For sorcerer students raised as civilians, this lesson was wildly, cruelly beyond the syllabus.

Then Asou Akiya remembered: in the original story, even Fushiguro Megumi—who had not yet enrolled—had already watched comrades die. Adapting to death was part of the curriculum. Those who could not adapt had long since been gently, firmly removed from the front lines.

Geto Suguru's fists clenched until the knuckles blanched. He forced his eyes to stay open, to memorize every detail of those ordinary people's final despair.

Asou Akiya's mental age towered above the rest of the class; even the dullest blade could have felt the violent surge of Geto's cursed energy.

Students raised in normal families usually carried thick, helpless empathy. Those dead could have been their parents, their childhood friends. No one could promise that the non-sorcerers around them would not someday end up exactly like that.

Except Gojo Satoru.

And, he realized with a chill, except Ieiri Shoko as well.

Asou Akiya stared at the screen for a few moments longer, then felt the sense of identification slip away like water through his fingers. It was inevitable. In his previous life the world had held no cursed spirits. In this one he had awakened in Yokohama, recognized the danger early, and deliberately kept the children at the orphanage—and later every ordinary civilian—at arm's length. He had never intended to forge any real resonance with the common people of Japanese society.

So the screams on the projector no longer sounded like his own.

And the moment he pictured the countries on the far side of the Pacific (lands untouched by the plague of cursed spirits, where sorcerers were rarer than giant pandas and probably pampered like national treasures), the corners of Asou Akiya's mouth threatened to curl upward and release three triumphant, villainous laughs.

He tried to school his expression, but the Six Eyes existed for a reason.

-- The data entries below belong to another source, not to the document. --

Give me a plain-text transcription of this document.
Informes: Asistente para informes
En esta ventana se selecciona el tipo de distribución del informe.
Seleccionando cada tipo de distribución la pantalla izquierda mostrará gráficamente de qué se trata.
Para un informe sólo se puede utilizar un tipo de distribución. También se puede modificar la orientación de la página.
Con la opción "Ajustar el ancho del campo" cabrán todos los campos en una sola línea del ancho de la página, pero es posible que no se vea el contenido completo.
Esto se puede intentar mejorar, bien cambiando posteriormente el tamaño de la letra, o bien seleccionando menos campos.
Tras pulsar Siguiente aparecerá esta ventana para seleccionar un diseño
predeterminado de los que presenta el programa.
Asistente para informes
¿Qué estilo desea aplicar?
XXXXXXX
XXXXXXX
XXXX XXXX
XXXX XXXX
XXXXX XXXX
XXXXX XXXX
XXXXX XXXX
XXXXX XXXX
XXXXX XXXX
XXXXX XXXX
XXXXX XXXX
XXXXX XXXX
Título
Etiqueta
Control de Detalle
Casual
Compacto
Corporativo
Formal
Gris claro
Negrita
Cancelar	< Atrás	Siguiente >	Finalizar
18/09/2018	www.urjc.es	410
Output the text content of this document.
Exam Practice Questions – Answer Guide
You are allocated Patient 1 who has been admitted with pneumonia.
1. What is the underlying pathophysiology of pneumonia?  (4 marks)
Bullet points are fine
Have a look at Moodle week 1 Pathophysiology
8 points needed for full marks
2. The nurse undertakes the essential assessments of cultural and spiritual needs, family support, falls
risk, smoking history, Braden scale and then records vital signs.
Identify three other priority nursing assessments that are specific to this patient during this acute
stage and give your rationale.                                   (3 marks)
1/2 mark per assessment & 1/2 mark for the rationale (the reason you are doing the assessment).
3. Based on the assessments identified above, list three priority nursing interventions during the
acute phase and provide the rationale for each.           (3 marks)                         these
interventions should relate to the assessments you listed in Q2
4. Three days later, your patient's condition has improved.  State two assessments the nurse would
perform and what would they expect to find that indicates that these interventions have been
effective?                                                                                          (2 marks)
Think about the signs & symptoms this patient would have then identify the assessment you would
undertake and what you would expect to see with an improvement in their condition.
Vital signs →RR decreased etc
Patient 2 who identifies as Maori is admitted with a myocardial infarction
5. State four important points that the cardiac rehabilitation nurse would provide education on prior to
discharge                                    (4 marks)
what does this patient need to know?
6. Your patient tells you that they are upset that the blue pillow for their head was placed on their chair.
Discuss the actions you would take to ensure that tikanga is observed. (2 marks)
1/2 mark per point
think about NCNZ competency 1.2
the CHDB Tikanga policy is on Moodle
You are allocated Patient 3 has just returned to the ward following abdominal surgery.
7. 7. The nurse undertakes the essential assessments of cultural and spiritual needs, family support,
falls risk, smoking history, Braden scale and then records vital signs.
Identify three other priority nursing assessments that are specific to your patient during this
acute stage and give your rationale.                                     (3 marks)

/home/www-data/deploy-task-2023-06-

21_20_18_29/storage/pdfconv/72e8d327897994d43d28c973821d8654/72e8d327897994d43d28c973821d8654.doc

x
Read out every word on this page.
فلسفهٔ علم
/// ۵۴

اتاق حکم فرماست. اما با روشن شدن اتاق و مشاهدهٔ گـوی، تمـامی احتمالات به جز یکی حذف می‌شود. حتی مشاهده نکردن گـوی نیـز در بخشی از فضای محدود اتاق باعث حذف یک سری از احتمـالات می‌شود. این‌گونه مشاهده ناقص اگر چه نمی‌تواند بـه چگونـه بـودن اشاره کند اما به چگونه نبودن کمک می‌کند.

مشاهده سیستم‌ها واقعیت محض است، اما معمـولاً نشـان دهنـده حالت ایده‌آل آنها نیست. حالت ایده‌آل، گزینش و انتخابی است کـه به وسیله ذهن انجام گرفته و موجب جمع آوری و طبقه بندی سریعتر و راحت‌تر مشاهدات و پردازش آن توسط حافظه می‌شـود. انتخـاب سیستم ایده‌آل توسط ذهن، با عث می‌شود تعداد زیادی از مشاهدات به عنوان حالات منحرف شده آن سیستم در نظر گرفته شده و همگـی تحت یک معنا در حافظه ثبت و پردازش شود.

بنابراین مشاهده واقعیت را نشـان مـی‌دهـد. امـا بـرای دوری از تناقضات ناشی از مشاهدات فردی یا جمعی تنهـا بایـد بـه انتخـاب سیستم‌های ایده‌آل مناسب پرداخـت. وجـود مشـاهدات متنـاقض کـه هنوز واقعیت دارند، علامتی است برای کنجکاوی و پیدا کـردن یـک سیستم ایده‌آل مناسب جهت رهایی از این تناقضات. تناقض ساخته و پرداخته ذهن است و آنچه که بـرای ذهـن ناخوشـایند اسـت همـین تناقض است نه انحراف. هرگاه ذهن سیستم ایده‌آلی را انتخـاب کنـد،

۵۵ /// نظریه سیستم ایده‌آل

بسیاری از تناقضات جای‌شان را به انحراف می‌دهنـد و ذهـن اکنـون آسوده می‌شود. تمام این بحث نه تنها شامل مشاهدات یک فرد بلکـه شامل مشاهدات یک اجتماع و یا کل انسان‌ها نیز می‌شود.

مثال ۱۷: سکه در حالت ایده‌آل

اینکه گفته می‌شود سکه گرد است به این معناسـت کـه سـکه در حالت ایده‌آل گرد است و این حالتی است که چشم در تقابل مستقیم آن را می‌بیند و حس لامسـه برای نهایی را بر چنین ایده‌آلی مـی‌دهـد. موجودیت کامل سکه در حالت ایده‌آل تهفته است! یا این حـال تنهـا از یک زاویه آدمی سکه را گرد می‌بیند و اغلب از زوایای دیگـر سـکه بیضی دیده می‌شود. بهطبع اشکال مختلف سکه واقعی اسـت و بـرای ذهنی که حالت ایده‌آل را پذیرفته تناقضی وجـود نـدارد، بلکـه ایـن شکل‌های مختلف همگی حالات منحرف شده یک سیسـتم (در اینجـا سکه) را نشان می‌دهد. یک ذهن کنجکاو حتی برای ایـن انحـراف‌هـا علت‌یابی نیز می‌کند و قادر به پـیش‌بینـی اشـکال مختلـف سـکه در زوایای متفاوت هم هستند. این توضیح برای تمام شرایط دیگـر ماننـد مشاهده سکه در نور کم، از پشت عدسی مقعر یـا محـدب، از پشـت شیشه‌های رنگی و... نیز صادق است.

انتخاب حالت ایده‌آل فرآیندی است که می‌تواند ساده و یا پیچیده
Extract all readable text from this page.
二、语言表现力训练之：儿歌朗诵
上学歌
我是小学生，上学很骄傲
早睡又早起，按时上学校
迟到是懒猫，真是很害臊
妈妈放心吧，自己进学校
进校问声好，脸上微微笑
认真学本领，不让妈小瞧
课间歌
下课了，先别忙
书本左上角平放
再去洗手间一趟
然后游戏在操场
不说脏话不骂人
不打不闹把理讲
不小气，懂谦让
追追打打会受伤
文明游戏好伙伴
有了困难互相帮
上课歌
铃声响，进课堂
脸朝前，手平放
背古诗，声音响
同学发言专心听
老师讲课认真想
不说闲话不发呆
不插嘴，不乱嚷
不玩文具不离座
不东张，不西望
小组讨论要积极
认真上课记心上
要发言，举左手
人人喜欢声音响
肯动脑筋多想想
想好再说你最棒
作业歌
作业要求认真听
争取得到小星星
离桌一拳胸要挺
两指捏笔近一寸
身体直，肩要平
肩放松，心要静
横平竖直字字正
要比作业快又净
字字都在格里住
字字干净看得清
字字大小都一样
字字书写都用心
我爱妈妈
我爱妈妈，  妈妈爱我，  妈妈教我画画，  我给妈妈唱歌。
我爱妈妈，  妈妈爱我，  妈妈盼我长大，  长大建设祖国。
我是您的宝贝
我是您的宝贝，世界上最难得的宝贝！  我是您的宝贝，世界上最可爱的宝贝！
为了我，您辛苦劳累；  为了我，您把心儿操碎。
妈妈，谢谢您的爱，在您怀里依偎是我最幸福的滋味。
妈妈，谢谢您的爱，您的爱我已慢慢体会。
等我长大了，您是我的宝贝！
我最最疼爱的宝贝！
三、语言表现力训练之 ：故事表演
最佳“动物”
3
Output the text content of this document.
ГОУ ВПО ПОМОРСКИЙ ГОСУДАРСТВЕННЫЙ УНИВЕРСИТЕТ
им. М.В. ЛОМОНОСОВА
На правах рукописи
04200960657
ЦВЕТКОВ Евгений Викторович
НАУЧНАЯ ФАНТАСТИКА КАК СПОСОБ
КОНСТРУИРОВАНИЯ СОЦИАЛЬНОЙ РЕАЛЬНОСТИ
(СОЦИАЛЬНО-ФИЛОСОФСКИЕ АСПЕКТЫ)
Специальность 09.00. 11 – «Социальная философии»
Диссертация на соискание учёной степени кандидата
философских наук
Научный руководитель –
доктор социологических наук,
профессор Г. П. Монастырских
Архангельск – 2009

Concealment failed in less than a heartbeat. He surrendered instantly and joined the official ranks of those who had given up on the lesson.

Gojo Satoru's Six Eyes saw the flow of cursed energy in every soul in the room with merciless clarity.

He nearly laughed aloud.

The short classmate who had just flared with negative emotion a moment ago had adjusted in the blink of an eye. As expected of someone whose surface and core never matched.

A person who could turn cursed energy into literal fire and grope his way to that technique—how could he be anything less than a complete lunatic?

"Weird bangs," Gojo drawled, voice dripping with mockery, "looks like you're the only one pitying those people."

"Honestly, I'm starting to feel sorry for you."

In a classroom filled with footage of violent death, Gojo Satoru—bored beyond endurance—waited and waited. The instant he saw those weird bangs being so disappointingly soft-hearted, he struck with two perfectly aimed sentences, shattering Geto Suguru's composure and jolting him awake. In his confusion, Geto somehow managed to steady his cursed energy anyway.

Geto turned left: the white-haired boy with sky-blue eyes stared back, cold as winter steel.

Geto turned right: the black-haired boy had tilted his head to shield his face; the brown-haired girl was buried in her novel, breathing slow and even, silent as stone.

Something was wrong.

Why was he the only one in this room drowning in negative emotion?

The sorrow vanished as suddenly as morning mist under a blowtorch. Blood rushed to Geto's face; his teeth ground together. "Yaga-sensei," he forced out, "are all sorcerers… like them?"

Yaga Masamichi suddenly wished he owned a pair of sunglasses dark enough to hide behind. His gaze drifted, then snapped back to Geto with as much severity as he could muster.

"Sorcerers must learn detachment!"

But Sensei, I don't think they learned it—they just grew crooked!

In that instant Geto Suguru felt like an alien species. Gojo had been born abnormal, Ieiri was half doctor already, but Asou—who came from an ordinary background just like him—how could he watch those videos without a flicker of feeling?

Asou Akiya felt a quiet pang of guilt.

Perhaps, when all was said and done, he pitied people who died in natural disasters far more than those killed by cursed spirits.

After all, cursed spirits were pretty much a local Japanese specialty.